We present latentSplat, a method to predict semantic Gaussians in a 3D latent space that can be splatted and decoded by a light-weight generative 2D architecture. Existing methods for generalizable 3D reconstruction either do not enable fast inference of high resolution novel views due to slow volume rendering, or are limited to interpolation of close input views, even in simpler settings with a single central object, where 360-degree generalization is possible.

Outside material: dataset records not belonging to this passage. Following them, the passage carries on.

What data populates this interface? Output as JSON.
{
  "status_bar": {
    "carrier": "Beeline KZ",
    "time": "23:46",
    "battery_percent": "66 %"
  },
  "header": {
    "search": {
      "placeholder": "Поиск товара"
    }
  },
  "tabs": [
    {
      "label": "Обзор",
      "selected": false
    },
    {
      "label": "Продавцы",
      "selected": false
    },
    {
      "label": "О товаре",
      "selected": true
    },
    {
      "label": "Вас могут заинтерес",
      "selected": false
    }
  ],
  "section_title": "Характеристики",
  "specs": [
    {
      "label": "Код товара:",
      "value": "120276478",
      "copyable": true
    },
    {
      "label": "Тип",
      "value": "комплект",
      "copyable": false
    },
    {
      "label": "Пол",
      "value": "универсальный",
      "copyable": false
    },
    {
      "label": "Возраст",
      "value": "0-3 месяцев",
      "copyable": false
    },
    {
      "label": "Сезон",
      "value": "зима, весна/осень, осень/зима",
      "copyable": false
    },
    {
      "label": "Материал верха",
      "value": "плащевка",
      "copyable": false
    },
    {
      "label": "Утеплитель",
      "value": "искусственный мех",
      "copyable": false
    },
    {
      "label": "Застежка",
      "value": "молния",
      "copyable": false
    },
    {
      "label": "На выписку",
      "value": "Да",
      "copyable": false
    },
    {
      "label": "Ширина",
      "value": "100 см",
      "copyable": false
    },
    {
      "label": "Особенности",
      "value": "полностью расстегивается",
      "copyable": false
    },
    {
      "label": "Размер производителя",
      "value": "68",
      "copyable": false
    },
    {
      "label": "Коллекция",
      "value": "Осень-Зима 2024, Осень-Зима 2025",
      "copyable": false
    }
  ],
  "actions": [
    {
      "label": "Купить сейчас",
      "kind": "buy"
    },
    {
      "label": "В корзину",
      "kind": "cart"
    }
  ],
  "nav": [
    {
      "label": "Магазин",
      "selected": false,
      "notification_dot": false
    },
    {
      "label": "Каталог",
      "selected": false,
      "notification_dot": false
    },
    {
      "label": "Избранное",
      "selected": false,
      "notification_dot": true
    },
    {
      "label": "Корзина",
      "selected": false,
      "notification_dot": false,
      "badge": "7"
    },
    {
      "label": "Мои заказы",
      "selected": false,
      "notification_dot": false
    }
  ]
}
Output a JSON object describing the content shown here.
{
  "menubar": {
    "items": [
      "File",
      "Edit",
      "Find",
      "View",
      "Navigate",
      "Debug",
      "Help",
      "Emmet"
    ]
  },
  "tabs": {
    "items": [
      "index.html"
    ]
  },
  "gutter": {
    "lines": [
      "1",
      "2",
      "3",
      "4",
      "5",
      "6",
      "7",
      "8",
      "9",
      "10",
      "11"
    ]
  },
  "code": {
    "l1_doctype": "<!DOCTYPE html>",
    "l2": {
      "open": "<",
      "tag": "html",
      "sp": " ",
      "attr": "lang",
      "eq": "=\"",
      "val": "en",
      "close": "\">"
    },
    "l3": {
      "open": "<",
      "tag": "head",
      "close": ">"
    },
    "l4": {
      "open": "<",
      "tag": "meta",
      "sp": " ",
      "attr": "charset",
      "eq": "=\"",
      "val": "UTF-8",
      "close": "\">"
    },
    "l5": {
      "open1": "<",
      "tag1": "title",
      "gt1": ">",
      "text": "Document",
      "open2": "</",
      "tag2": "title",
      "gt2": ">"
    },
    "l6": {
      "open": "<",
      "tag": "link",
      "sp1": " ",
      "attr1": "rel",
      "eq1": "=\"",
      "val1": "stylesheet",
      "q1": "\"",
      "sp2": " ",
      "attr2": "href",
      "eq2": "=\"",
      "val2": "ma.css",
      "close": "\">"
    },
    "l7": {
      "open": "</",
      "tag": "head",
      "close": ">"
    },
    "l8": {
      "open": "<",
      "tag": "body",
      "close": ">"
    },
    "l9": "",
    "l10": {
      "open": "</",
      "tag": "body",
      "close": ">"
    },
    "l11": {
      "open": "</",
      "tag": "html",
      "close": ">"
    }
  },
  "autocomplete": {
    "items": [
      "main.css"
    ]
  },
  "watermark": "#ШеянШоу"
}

In this work, we combine a regression-based approach with a generative model, moving towards both of these capabilities within the same method, trained purely on readily available real video data. The core of our method are variational 3D Gaussians, a representation that efficiently encodes varying uncertainty within a latent space consisting of 3D feature Gaussians. From these Gaussians, specific instances can be sampled and rendered via efficient Gaussian splatting and a fast, generative decoder network. We show that latentSplat outperforms previous works in reconstruction quality and generalization, while being fast and scalable to high-resolution data.

我们提出了latentSplat,一种在3D潜空间中预测语义高斯的方法,这些高斯可以被轻量级生成性2D架构喷溅并解码。现有的通用3D重建方法要么由于体积渲染速度慢而无法快速推断高分辨率新视图,要么限于对接近输入视图的插值,即使在具有单一中心对象的更简单设置中,其中360度概括是可能的。在这项工作中,我们结合了基于回归的方法和生成模型,向在同一方法内同时拥有这两种能力迈进,该方法完全基于现成的真实视频数据进行训练。我们方法的核心是变分3D高斯,这是一种有效编码潜空间中不同不确定性的表示,该潜空间由3D特征高斯组成。从这些高斯中,可以采样特定实例并通过高效的高斯喷溅和快速的生成解码器网络渲染。我们展示了latentSplat在重建质量和概括性方面超越了之前的工作,同时在处理高分辨率数据方面快速且可扩展。